Un pericolo che viene da lontano
Nel 1999, la NATO ha bombardato la Serbia per sottometterla alla secessione del Kosovo. La guerra contro la Jugoslavia è stata la prima diretta a cambiare gli equilibri regionali e a mettere in crisi l’ordinamento degli Stati nazionali, è stata la prima in cui l’Occidente capitalista ha scelto di promuovere il conflitto settario – quello portato avanti dai musulmani di Bosnia e del Kosovo – e farsene strumento per disintegrare l’unità nazionale di un Paese e annullarne la sovranità.

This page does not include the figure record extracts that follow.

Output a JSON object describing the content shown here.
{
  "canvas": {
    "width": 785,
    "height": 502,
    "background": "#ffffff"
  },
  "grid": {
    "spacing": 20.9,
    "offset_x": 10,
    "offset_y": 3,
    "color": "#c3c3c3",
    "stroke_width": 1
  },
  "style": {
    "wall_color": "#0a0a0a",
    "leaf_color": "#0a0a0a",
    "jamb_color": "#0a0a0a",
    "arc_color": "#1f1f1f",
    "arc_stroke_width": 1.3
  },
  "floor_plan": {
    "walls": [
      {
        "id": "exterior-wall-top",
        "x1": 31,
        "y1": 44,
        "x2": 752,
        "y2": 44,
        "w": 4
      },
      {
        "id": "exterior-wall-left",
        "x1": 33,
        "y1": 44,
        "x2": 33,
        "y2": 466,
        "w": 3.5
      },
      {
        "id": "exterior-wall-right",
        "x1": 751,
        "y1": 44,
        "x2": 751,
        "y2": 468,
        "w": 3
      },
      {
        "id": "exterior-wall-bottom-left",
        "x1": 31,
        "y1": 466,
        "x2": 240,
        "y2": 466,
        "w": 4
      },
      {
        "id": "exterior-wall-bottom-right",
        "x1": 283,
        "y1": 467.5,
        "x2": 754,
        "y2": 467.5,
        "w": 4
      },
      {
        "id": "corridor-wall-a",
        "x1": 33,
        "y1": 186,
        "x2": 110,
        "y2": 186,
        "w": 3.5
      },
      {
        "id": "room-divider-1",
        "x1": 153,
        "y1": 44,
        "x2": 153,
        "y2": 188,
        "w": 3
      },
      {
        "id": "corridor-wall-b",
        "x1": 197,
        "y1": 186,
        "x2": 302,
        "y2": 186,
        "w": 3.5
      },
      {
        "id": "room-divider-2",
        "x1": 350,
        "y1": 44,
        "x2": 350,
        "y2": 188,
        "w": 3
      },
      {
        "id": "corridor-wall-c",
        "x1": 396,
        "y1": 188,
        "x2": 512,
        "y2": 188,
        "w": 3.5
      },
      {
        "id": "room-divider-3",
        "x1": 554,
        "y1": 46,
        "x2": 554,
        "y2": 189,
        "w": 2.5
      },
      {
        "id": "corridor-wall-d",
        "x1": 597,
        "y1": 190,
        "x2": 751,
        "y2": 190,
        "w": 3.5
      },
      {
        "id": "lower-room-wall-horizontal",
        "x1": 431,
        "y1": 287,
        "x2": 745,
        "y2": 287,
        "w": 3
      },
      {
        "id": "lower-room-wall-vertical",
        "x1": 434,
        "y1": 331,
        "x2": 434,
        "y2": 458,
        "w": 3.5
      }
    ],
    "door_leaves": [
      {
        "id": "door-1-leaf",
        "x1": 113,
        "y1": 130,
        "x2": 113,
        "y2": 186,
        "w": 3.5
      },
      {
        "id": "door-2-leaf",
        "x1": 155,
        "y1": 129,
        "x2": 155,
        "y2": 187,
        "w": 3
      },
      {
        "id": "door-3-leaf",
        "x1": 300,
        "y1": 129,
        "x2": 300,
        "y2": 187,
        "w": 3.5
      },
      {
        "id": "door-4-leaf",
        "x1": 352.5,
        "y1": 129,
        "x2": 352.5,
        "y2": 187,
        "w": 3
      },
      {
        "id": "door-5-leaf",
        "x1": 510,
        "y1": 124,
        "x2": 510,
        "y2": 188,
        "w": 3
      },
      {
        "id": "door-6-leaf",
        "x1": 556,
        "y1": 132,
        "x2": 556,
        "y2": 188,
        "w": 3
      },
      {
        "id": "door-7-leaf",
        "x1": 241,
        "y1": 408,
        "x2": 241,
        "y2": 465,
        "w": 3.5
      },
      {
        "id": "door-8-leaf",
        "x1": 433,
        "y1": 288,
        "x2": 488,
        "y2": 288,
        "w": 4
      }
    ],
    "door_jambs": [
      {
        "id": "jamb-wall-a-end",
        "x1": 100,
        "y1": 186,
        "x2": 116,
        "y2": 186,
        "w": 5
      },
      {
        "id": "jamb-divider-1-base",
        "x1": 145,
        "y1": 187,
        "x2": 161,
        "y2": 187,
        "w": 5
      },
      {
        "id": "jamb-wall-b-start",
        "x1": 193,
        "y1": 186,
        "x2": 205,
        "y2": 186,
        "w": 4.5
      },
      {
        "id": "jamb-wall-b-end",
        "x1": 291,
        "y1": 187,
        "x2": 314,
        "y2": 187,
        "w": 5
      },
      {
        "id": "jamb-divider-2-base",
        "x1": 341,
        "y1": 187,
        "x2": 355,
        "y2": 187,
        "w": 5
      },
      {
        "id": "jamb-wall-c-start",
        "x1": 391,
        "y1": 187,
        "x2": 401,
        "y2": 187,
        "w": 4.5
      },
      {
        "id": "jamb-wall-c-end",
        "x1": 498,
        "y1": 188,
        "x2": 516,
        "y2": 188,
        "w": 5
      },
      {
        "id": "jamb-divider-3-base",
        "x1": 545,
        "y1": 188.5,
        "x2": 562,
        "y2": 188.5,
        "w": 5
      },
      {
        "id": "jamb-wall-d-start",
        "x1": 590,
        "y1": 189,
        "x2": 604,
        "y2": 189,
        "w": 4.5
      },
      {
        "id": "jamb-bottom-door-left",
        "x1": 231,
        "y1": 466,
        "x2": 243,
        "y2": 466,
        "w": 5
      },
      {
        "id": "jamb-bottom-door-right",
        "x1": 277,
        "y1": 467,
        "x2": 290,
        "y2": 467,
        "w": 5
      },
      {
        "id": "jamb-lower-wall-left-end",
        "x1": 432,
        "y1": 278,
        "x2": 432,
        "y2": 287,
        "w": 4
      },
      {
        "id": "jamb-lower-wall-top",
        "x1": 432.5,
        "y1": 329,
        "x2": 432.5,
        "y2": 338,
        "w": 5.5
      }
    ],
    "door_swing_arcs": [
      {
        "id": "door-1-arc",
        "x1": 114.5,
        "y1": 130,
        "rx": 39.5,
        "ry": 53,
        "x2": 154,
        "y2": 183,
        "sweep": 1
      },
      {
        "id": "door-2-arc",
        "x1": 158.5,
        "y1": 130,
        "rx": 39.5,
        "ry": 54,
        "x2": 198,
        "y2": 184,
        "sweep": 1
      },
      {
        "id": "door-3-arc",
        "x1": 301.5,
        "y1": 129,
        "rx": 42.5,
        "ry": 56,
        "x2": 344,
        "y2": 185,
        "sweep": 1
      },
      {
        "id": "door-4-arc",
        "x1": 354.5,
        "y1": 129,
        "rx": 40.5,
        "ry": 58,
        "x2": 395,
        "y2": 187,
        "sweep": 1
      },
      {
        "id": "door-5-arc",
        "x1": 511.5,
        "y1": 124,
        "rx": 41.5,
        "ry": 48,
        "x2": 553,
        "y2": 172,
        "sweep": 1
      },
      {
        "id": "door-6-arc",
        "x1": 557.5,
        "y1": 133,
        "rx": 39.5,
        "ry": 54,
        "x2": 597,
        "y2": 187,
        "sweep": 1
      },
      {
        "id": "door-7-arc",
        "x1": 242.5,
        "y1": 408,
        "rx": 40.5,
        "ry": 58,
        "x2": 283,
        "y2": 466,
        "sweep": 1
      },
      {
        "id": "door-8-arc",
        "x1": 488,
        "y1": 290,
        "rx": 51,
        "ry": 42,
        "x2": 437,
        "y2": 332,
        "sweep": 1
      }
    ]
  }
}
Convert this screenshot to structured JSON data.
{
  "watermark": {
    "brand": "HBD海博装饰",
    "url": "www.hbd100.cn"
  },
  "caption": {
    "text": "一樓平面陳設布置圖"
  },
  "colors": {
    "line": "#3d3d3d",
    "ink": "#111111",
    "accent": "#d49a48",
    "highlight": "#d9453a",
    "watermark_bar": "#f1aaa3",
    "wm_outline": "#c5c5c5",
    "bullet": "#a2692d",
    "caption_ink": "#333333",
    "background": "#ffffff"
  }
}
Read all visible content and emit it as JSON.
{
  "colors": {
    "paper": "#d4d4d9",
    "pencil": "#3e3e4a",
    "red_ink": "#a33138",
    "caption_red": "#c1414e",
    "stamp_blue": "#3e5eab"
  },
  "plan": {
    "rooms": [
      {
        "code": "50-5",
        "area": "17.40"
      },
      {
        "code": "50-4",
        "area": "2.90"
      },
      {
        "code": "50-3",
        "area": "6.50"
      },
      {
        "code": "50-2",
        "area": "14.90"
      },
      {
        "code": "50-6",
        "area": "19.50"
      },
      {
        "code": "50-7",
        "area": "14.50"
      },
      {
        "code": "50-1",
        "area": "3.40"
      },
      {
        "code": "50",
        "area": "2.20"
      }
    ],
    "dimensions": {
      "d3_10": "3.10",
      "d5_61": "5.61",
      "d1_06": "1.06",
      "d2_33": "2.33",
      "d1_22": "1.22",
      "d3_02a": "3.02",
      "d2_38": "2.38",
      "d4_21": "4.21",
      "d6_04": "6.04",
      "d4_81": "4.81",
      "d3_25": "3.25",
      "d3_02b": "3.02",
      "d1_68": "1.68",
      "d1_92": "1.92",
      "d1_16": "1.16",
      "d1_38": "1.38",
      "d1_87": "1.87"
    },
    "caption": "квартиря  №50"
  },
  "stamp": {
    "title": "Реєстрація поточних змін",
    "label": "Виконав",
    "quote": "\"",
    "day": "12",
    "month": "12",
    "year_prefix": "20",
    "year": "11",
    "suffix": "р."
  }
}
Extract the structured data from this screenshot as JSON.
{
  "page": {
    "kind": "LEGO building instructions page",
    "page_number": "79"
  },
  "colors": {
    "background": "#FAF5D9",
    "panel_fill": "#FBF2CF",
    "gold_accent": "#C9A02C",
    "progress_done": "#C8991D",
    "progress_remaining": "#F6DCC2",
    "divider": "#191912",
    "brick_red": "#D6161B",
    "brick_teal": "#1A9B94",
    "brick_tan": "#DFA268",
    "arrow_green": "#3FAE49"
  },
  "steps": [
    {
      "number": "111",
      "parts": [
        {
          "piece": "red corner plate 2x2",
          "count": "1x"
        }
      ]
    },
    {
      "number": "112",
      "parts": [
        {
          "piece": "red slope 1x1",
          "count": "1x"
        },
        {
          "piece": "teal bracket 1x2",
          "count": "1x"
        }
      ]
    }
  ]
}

Dopo di allora, nell'aprile 2009 l'Albania e la Croazia hanno completato il processo di adesione alla NATO e lo stesso è avvenuto per il Montenegro nel 2017. Attualmente sono in corso le procedure per l’adesione all’Alleanza della Bosnia Erzegovina. Anche il Kosovo, che ospita la base KFOR2 di Camp Bondsteel (la più grande base statunitense nei Balcani), ha recentemente chiesto di entrare come membro del Patto atlantico: secondo quanto riporta il Fatto Quotidiano, «per la presidente del Kosovo Vjosa Osmani, la crisi e il conflitto in Ucraina potrebbero estendersi alla regione balcanica, e per questo è importante che la Nato acceleri il processo di adesione all’Alleanza in primo luogo di Kosovo e Bosnia- Erzegovina.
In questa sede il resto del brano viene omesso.